It’s always bittersweet when good things to come to an end. So it was with “Downtown Abbey”…and, mercifully, Julian Fellowes didn’t kill anybody off at the last minute. (Oops! I should have said, “Spoiler Alert!” But, then, what kind of “Downtown Abbey” fanatic are you if you haven’t seen the finale yet?)
Of course, we’ll miss all of the characters, but most especially the Dowager Countess of Grantham. There are just too few good role models for ladies of a certain age. (And, will someone please tell me why we call it a certain age when it would be so much more accurate to call it an “uncertain” age?) Dame Maggie Smith gave us an enduring gift with her performance.
Sadly, former First Lady Nancy Reagan died last weekend as well. Say what you will (and I’m not going to relitigate her husband’s policies), Nancy always looked good. My mother was not a fan of her husband, but I remember how glad she was that it was Nancy—not Rosalynn Carter—who represented the United States at the royal wedding of Prince Charles and Lady Diana. Mother knew Nancy would represent the country well, and she did—in Galanos. Mother never really got over Mrs. Carter wearing the same gown for the inaugural balls in 1977 that she had worn to her husband’s inaugural ball as governor in 1971. As Mother said, “If your husband being inaugurated president of the United States is not the occasion for a new dress, I don’t know what is.” Indeed, Mother, indeed.
But there’s one other person I’d like to say farewell to this week (even if she’s still around), and it’s been a long time coming. I need to get this down before I have a cocktail as I have promised myself that I’ll never write or talk about Caitlyn Jenner after imbibing. OK, what I mean by talk is—not in front of a camera. Buy me a couple of martinis, and I’ll tell you what I really think of Ms. Jenner in general and her support for Ted Cruz in particular. For this column, I’ll repeat what Ms. Jenner said about Secretary Clinton. “She couldn’t care less about women, she only cares about herself.” Well, dearie, since you support Senator Cruz, I would only change your quote to add the word “transgendered” in front of “women” before throwing it right back at you. (For non- Southerners, “dearie” is a code word; it actually means something a whole lot less than dear.)

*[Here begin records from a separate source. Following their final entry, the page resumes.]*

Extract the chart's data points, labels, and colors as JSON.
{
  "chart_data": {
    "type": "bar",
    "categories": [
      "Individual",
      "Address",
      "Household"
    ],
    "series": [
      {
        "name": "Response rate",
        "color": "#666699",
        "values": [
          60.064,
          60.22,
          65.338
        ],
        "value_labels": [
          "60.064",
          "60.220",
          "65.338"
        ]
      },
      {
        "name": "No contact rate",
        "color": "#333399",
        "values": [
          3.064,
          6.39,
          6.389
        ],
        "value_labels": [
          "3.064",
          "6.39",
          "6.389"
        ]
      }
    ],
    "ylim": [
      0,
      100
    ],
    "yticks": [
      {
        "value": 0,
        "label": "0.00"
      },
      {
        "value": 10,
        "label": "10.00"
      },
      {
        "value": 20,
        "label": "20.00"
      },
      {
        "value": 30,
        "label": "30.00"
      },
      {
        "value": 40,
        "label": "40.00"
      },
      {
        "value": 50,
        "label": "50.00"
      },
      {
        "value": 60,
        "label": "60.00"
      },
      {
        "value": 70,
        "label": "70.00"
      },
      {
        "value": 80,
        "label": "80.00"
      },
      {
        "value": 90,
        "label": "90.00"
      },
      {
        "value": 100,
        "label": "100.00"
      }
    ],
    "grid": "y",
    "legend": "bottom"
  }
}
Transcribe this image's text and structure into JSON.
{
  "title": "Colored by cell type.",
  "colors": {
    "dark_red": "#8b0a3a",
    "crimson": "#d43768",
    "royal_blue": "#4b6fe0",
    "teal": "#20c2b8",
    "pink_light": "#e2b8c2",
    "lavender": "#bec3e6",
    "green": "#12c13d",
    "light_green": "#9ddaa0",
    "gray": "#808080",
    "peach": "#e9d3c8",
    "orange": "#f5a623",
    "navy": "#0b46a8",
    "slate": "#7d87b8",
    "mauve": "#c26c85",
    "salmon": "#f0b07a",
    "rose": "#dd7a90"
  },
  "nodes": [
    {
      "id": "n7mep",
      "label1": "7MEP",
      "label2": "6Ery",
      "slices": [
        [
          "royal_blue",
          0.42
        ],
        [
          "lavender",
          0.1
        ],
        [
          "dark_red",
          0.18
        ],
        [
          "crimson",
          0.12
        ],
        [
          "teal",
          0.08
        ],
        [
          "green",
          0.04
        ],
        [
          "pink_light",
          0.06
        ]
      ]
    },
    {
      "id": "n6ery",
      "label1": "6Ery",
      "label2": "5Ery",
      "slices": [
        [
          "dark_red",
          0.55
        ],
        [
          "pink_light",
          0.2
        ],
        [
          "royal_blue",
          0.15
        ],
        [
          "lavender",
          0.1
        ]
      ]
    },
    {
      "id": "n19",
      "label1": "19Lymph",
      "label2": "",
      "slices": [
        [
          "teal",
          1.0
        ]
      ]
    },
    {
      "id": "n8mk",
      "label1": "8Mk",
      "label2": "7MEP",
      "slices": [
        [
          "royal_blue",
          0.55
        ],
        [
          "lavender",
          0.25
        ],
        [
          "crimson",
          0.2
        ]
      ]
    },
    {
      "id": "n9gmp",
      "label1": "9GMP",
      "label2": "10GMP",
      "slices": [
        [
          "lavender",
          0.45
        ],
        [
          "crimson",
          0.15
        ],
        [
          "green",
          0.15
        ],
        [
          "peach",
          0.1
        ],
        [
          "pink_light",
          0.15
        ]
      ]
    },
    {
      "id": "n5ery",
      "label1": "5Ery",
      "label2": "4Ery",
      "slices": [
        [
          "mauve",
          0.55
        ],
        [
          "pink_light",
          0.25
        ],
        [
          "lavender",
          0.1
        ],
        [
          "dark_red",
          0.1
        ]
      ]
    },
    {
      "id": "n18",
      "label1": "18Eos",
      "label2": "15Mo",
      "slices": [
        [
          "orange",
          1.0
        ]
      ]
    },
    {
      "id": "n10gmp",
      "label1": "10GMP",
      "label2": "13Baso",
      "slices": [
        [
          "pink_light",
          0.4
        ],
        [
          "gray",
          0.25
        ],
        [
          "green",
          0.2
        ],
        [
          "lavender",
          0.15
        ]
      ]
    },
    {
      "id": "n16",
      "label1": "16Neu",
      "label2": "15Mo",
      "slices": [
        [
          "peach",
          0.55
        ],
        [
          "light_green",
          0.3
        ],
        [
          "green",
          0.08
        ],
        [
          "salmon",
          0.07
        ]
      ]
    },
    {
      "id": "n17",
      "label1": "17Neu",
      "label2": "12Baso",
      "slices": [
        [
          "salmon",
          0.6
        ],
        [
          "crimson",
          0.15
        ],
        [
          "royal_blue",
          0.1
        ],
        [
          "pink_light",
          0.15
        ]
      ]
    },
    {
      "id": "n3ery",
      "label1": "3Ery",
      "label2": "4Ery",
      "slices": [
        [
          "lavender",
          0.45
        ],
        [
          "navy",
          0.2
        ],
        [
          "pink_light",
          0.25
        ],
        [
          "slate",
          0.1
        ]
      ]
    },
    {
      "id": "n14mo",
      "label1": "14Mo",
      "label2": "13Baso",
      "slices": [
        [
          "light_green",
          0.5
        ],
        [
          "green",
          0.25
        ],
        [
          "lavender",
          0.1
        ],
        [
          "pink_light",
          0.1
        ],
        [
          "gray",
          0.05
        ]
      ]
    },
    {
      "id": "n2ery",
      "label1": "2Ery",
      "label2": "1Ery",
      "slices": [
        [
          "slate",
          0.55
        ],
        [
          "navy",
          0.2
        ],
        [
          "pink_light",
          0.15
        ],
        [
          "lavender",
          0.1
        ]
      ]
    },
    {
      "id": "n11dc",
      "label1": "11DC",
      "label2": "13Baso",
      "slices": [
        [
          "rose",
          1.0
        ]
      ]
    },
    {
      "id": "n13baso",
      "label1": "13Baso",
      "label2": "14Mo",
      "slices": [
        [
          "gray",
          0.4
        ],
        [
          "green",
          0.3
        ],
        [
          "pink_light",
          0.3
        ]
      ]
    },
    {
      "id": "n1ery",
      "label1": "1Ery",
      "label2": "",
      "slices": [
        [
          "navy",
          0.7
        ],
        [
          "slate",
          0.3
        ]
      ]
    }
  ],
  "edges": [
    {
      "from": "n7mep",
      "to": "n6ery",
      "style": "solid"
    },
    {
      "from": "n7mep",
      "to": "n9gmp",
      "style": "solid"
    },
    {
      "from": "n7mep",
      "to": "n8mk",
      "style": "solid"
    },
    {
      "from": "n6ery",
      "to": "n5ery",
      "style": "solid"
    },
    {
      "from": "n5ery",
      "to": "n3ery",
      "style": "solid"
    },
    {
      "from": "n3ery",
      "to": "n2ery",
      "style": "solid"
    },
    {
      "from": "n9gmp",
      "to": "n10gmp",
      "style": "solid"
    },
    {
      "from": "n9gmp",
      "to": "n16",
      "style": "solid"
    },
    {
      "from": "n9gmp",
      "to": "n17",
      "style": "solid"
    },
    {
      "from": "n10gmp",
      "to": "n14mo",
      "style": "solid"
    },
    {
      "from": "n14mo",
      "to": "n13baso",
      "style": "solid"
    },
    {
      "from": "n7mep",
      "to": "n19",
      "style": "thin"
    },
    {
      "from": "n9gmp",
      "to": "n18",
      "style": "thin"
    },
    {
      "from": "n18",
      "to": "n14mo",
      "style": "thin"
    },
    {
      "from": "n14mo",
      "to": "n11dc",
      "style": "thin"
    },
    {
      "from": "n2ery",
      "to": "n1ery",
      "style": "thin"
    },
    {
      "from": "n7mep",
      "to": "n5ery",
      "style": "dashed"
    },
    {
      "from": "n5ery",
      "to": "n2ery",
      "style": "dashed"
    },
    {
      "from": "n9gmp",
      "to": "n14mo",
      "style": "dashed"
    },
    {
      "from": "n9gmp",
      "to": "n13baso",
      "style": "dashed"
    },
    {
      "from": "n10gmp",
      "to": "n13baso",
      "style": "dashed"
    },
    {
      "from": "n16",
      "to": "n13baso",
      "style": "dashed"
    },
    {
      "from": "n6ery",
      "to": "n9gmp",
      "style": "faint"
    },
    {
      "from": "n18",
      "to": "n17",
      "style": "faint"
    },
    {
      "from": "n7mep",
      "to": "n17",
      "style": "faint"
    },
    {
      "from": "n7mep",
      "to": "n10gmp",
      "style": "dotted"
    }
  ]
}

I guess it’s true—I’m just a sucker for overprivileged ladies. They may be real or imaginary, beautiful or merely stylish. They may reside in dower houses on fictional estates in Yorkshire or live for real in the White House. Some of them marry former kings of England; some of them marry into the American aristocracy (and yes, there is such a thing.) Sometimes they are played on television and in movies by Oscar-winning actresses; sometimes they can only be seen in old newsreel footage. We never really know them—partly because they’re NEVER in a reality series.
So, Caitlyn, sweetie (same code as above), I’d say you have the overprivileged part down pat. But, you’ve got a lot of work to do on the “lady” part. And “when you talk like that, I’m tempted to ring for Nanny and have you put to bed with no supper.” See, we’ve learned so much from the Dowager Countess.